De in hoger beroep door appellante ingebrachte medische gegevens geven geen aanleiding om te twijfelen aan de voornoemde conclusies van de bezwaarverzekeringsarts in diens rapport van 13 maart 2012 en bieden geen aanknopingspunten voor een ander inzicht in de gezondheidstoestand van appellante ten tijde hier in geding. De bezwaarverzekeringsarts heeft in zijn rapport van 23 april 2013 gereageerd op de in hoger beroep ingebrachte gegevens. Over de brief van de orthopedisch chirurg van 15 november 2012 heeft hij opgemerkt dat deze brief geen nieuwe, nog niet bekende medische gegevens bevat. Ten onrechte stelt appellante dat deze brief onderbouwt dat zij reuma in het bloed heeft. Aan deze brief kunnen geen argumenten worden ontleend om verdergaande fysieke beperkingen aan te nemen.
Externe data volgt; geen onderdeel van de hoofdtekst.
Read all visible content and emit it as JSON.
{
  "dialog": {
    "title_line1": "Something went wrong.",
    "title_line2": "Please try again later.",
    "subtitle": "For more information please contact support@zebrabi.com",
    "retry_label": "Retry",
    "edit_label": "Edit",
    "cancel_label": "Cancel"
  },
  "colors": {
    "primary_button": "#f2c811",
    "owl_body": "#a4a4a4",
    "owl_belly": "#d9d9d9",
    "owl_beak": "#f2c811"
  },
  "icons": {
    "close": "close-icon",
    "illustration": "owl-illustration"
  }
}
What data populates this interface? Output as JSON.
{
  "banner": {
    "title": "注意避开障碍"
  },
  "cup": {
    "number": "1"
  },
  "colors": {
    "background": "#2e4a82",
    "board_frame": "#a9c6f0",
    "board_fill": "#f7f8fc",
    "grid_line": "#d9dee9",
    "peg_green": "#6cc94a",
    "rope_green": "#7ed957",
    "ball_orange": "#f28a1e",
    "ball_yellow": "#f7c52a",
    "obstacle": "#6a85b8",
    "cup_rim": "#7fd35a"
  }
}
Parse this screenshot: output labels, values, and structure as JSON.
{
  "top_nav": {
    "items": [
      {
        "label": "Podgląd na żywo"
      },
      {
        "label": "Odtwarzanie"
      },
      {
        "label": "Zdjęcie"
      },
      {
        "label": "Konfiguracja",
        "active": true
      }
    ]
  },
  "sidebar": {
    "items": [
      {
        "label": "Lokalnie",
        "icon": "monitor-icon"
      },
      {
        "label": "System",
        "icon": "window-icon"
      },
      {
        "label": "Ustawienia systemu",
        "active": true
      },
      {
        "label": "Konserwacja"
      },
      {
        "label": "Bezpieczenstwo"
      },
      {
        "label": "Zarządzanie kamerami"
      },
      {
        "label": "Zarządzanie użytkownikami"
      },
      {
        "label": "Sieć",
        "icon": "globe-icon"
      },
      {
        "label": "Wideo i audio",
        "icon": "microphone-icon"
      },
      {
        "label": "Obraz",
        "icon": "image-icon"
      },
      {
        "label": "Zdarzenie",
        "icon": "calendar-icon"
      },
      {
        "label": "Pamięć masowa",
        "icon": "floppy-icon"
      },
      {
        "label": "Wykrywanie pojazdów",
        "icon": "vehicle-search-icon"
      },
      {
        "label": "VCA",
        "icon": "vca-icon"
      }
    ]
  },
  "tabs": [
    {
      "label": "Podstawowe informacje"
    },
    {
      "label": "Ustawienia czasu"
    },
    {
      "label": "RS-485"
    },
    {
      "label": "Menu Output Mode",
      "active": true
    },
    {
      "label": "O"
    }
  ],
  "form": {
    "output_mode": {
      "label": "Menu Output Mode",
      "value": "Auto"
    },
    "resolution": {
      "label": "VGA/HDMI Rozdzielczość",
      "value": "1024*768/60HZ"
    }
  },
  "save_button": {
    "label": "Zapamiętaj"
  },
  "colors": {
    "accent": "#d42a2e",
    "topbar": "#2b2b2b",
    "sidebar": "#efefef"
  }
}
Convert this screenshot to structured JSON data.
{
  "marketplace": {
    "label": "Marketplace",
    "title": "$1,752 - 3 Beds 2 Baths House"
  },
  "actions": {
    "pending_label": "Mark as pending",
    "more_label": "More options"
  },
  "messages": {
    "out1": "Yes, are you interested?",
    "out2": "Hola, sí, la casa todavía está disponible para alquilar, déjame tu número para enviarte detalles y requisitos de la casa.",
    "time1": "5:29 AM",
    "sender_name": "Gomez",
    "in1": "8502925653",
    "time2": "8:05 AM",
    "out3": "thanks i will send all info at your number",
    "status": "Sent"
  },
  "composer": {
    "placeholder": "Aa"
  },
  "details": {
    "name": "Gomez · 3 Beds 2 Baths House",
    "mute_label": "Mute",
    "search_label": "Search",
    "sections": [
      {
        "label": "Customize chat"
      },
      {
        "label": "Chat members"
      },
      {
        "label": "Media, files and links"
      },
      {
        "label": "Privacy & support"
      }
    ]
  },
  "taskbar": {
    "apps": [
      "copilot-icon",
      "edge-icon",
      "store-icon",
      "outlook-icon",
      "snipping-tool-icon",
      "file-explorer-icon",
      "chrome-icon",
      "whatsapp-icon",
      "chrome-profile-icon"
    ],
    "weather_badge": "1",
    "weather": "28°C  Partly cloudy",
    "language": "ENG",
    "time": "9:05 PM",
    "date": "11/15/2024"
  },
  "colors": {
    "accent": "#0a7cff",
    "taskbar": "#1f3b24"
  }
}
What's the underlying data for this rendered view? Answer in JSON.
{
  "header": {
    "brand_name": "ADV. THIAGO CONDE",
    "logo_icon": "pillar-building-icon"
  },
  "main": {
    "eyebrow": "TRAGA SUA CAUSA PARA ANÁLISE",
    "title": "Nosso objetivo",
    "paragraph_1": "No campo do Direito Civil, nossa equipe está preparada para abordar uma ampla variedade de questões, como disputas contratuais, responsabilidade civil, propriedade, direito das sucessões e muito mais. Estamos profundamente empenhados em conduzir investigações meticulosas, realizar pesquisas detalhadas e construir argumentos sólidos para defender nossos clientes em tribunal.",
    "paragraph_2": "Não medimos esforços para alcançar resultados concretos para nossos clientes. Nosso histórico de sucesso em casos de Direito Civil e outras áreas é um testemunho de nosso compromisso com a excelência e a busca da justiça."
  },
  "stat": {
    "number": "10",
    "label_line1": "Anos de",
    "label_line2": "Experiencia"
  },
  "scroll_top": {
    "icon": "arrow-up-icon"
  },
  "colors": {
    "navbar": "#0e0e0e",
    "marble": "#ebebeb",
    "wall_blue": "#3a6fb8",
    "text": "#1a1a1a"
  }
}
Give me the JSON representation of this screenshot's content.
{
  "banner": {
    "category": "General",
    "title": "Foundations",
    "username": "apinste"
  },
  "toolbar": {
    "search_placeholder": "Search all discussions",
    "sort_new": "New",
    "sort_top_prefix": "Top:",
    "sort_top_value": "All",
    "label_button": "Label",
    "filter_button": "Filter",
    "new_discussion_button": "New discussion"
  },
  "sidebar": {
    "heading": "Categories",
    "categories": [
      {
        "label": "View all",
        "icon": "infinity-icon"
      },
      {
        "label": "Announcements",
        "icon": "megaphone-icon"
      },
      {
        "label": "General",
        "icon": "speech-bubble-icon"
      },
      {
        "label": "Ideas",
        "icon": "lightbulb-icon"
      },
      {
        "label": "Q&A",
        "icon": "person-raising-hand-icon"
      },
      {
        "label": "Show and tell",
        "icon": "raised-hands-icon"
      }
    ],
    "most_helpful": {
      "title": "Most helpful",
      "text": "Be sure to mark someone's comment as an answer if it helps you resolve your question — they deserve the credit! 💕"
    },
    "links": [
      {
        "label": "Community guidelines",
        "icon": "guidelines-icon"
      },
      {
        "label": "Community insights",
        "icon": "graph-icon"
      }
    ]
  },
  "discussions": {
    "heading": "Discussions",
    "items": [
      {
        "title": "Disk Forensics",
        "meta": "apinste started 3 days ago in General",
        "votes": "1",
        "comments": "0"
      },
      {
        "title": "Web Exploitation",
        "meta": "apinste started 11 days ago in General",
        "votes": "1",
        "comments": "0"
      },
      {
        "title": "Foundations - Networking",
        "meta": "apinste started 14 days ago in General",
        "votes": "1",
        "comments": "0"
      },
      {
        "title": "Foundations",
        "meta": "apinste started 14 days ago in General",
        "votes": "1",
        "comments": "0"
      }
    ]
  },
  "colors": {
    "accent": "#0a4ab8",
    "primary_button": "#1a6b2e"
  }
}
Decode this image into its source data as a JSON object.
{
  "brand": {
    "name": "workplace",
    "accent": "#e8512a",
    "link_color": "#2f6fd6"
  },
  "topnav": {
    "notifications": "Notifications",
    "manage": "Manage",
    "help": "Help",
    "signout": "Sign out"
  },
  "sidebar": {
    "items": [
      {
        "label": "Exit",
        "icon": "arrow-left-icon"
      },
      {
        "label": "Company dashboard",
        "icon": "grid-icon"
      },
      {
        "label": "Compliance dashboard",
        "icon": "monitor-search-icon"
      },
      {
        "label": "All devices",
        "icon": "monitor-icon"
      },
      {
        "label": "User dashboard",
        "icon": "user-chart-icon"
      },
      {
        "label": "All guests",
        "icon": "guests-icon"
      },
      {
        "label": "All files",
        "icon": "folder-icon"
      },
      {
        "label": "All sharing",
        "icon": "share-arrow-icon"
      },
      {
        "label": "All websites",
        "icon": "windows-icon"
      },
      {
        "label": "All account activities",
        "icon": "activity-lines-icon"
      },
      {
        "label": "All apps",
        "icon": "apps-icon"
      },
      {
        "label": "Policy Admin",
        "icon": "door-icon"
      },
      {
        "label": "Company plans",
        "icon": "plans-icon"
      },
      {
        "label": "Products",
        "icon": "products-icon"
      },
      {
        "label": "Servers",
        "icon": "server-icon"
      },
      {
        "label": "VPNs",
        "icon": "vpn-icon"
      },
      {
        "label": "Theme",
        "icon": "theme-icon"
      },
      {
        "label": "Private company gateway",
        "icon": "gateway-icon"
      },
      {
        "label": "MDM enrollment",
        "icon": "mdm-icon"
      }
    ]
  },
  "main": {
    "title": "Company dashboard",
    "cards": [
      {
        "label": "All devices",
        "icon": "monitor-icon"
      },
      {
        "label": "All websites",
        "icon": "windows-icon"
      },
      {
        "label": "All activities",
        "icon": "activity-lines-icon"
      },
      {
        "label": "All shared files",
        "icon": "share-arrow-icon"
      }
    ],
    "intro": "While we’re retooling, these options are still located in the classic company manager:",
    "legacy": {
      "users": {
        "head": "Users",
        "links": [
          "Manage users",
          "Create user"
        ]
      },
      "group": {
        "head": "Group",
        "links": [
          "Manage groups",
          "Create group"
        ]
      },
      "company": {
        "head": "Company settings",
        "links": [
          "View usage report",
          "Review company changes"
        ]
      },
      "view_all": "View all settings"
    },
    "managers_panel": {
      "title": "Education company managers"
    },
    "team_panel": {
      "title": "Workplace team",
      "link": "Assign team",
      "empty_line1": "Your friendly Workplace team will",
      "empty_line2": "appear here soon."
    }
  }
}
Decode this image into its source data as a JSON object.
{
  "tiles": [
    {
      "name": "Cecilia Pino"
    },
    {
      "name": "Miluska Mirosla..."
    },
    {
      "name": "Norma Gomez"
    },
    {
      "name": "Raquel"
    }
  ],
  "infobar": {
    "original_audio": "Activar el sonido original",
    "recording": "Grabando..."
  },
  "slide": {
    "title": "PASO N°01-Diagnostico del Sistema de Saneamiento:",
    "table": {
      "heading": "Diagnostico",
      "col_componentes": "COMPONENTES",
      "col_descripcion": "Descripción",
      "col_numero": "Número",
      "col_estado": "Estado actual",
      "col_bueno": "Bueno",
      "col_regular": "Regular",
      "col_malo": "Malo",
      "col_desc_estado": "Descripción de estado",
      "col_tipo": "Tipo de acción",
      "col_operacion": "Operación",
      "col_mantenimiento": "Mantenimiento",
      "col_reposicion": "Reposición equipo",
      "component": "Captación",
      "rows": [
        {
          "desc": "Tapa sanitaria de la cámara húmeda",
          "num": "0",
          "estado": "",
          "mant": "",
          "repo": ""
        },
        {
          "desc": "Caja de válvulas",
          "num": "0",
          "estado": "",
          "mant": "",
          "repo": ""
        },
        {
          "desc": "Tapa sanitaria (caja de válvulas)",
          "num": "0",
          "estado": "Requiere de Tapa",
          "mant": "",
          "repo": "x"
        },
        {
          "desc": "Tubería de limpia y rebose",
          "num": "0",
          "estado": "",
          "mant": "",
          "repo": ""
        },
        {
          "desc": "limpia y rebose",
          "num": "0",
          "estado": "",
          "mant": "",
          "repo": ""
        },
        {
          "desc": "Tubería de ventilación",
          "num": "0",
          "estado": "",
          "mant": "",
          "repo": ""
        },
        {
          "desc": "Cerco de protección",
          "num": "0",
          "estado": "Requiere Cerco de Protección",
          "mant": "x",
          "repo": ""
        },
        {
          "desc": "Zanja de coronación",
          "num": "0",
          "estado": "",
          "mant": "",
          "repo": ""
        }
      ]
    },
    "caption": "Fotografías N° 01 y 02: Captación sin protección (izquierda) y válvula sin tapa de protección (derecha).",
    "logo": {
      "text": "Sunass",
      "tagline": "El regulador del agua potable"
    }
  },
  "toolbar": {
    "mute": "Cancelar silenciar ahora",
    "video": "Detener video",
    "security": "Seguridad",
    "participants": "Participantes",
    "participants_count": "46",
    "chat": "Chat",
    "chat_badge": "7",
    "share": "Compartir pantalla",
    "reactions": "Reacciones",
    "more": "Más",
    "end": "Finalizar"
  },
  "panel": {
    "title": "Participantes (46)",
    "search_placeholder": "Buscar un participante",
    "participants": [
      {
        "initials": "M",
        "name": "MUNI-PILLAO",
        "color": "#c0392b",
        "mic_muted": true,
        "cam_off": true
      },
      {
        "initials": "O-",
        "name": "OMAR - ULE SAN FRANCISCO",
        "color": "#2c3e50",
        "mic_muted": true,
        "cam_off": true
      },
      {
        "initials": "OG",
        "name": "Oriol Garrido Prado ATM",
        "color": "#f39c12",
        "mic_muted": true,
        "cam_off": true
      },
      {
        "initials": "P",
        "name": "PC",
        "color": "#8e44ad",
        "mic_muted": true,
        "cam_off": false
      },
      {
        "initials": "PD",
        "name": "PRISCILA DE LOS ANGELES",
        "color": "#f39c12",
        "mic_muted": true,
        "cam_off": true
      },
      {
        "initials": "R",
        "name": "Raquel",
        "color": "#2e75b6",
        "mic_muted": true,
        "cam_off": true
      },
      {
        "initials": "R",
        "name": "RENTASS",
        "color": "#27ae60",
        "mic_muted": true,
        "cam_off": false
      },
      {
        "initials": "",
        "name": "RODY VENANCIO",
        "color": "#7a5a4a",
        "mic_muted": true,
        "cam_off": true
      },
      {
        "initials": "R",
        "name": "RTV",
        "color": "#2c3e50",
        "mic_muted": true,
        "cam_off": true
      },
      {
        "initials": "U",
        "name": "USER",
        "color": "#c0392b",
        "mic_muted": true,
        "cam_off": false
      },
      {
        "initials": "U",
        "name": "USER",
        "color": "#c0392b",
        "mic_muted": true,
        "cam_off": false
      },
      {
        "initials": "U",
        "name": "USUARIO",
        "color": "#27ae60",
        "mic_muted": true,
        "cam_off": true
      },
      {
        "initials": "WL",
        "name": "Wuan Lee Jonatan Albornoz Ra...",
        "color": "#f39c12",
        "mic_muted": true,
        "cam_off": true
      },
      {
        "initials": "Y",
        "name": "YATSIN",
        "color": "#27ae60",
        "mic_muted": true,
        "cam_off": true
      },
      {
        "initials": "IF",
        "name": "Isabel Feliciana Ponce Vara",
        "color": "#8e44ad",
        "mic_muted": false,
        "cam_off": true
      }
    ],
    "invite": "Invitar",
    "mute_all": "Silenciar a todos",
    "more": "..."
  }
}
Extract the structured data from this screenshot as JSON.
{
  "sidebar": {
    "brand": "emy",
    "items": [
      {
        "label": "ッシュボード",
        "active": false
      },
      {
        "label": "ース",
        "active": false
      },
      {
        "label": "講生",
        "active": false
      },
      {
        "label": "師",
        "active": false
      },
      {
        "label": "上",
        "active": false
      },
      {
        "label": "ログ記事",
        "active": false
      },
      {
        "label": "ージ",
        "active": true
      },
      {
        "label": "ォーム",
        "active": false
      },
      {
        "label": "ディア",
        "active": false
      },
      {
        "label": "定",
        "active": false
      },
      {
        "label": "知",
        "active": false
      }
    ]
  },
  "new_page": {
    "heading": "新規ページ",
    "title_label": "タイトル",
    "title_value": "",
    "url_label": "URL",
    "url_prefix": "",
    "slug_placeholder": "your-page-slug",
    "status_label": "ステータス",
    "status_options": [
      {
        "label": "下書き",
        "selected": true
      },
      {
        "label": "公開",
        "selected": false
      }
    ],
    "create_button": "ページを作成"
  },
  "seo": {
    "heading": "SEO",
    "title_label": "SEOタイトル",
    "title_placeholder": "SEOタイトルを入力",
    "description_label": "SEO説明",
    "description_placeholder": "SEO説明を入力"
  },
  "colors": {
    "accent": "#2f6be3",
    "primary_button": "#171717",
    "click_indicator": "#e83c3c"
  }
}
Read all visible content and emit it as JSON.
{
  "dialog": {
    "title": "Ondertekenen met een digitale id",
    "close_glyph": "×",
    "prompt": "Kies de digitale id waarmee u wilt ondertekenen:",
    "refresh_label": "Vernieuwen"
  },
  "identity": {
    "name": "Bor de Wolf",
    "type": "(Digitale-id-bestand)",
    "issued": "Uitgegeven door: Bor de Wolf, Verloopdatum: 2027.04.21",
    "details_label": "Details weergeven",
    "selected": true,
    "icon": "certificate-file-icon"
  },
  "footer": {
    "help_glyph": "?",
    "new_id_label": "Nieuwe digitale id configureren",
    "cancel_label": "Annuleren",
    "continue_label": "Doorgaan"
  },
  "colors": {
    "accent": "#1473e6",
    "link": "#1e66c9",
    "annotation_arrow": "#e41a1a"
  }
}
In de brief van de reumatoloog van 11 juni 2012 wordt de diagnose fibromyalgie gesteld. Volgens de bezwaarverzekeringsarts is van belang dat bij lichamelijk onderzoek geen artritisverschijnselen zijn gezien en bij röntgenonderzoek geen relevante afwijkingen zijn geobjectiveerd. Alhoewel appellante de fibromyalgie beschrijft als een ‘pijnlijke vorm van reuma’, is duidelijk dat dit ziektebeeld niet vergezeld gaat van objectiveerbare afwijkingen van het houdings- en bewegingsapparaat. Dat appellante pijn ervaart wordt niet betwist. De bevindingen in het radioverslag van 19 oktober 2012 zien niet op de datum in geding. De Raad volgt de bezwaarverzekeringsarts in zijn conclusie dat er geen nieuwe medische feiten aan het licht zijn gekomen die aanleiding geven om zwaardere beperkingen aan te nemen op de datum in geding.
4.4.
Het voorgaande betekent voorts dat de Raad geen aanleiding ziet voor het benoemen van een deskundige.
4.5.
Uit 4.1 tot en met 4.4 volgt dat het hoger beroep niet slaagt en dat de aangevallen uitspraak, voor zover aangevochten, voor bevestiging in aanmerking komt.
5.
Er is geen aanleiding voor een veroordeling in de proceskosten.

BESLISSING

De Centrale Raad van Beroep bevestigt de aangevallen uitspraak, voor zover aangevochten.
Deze uitspraak is gedaan door J.S. van der Kolk als voorzitter en J.J.T. van den Corput en B.W.N. de Waard als leden, in tegenwoordigheid van S. Aaliouli als griffier. De beslissing is uitgesproken in het openbaar op 23 juli 2014.